Le bureau de la CEA (Commission Economique pour l’Afrique) pour l’Afrique du Nord a organisé, du 1er au 4 mars, la 31ème session de son Comité Intergouvernemental d’Experts (CIE) sous le thème de « l’économie verte, une voie pour l’accélération industrielle en Afrique du Nord ». Cette rencontre a vu la participation de nombreux ministres et ambassadeurs de pays africains, de chercheurs, ainsi que de représentants du secteur privé et de la société civile.

 

Dans un contexte marqué par la raréfaction des ressources naturelles, la transition énergétique et l’impact du changement climatique, auxquels s’ajoute la nécessité de respecter les engagements liés aux Conférences COP 21 et prochainement COP 22, il est désormais crucial  pour les pays d’Afrique du Nord d’accélérer leur industrialisation, tout en préservant l’environnement et en rationalisant l’usage de leurs ressources. A ce titre,  l’Afrique du Nord utilise près de 80% de ses ressources en eau, contre seulement 3% pour le reste du continent africain et 8.8% pour le reste du monde.

 

C’est ainsi que l’économie verte permettrait à l’industrie manufacturière, dans les pays d’Afrique du Nord, d’évoluer vers des produits à plus fore valeur ajoutée et à contenu technologique plus important. A l’heure actuelle, l’innovation et la Recherche & Développement dans l’économie verte restent encore peu évolués dans ces pays.

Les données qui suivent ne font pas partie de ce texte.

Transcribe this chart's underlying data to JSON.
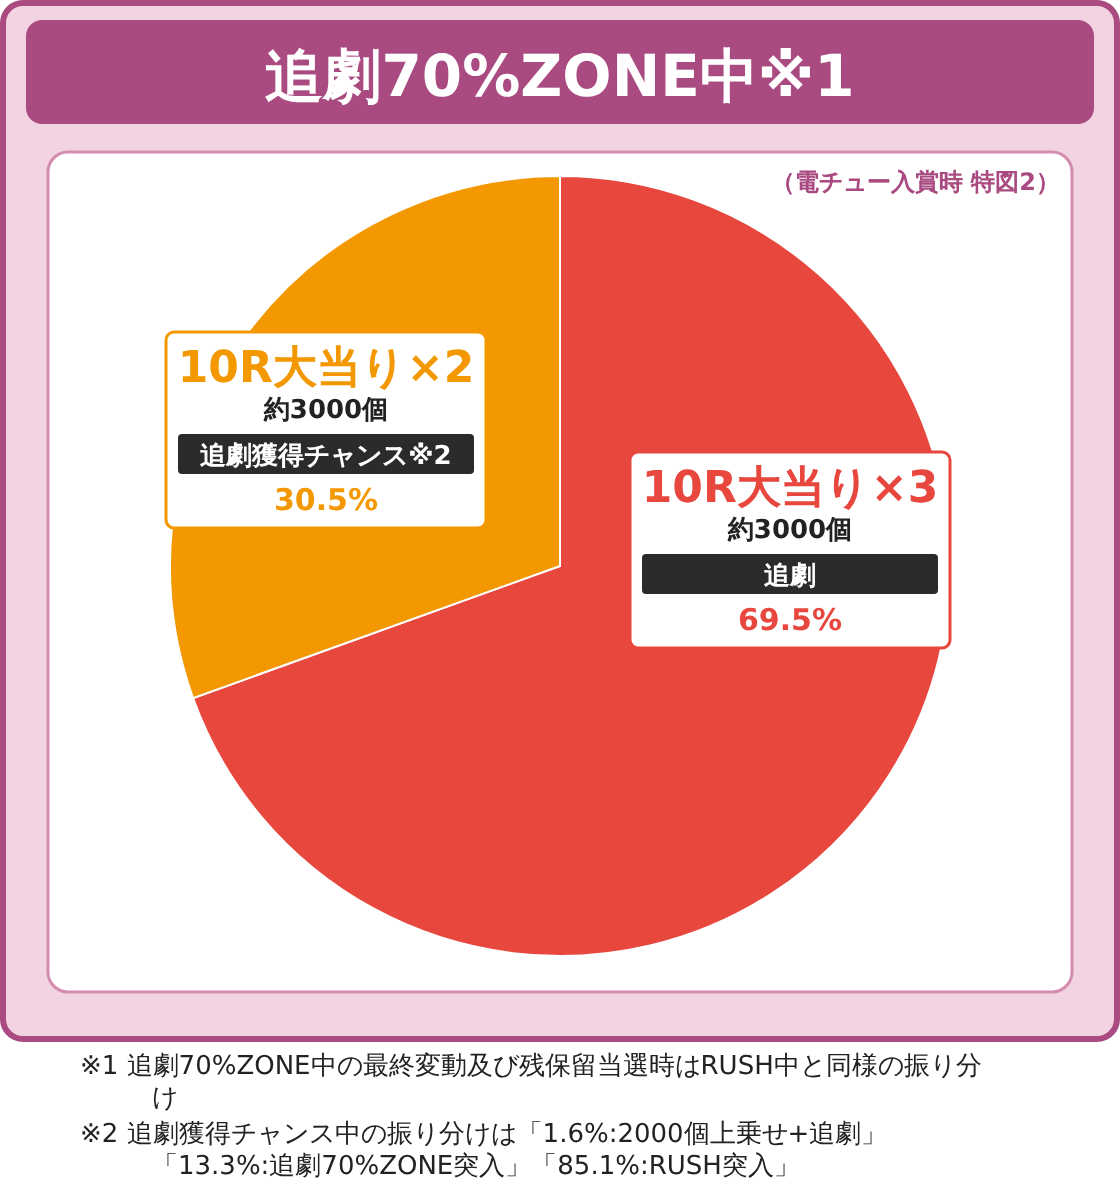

Hakima El Haite, ministre marocaine chargée de l’Environnement constate que  « nous nous sommes engagés, en tant qu’Etats africains, à aller sur la voie de la croissance décarbonée ». Et de préciser que « nous avons choisi de faire de la croissance verte une dimension incontournable dans notre dimension économique». Un choix qui nécessite une « transformation structurelle » des modes de production et d’industrialisation.

La ministre a également attiré l’attention sur le fait qu’aujourd’hui 350 millions d’africains n’ont pas accès à l’eau potable et 750 millions d’entre eux n’ont pas accès à l’énergie qui est « la voie pour le développement » du Continent.

Habib Ben Yahia, Secrétaire Général de l’Union du Maghreb Arabe (UMA) considère, pour sa part, que « l’intégration économique régionale est une nécessité absolue ». Selon lui « le développement des infrastructures et l’approfondissement du processus d’intégration permettront au Maghreb non seulement d’émerger, mais aussi de réduire sa dépendance vis-à- vis des marchés traditionnels ».

 

A noter qu’en Afrique du Nord, les économies demeurent encore dominées par la production et l’exportation de produits agricoles, miniers et d’hydrocarbures, qui comptent pour près de 60% des exportations totales ; ce qui accentue la vulnérabilité de la région à la volatilité des prix et à la demande internationale. C’est ainsi que, dans ces pays, le potentiel de croissance des industries manufacturières demeure fortement limité par l’insuffisance des capacités de développement technologique nécessaires à l’innovation et au développement de nouvelles filières à plus forte valeur ajoutée.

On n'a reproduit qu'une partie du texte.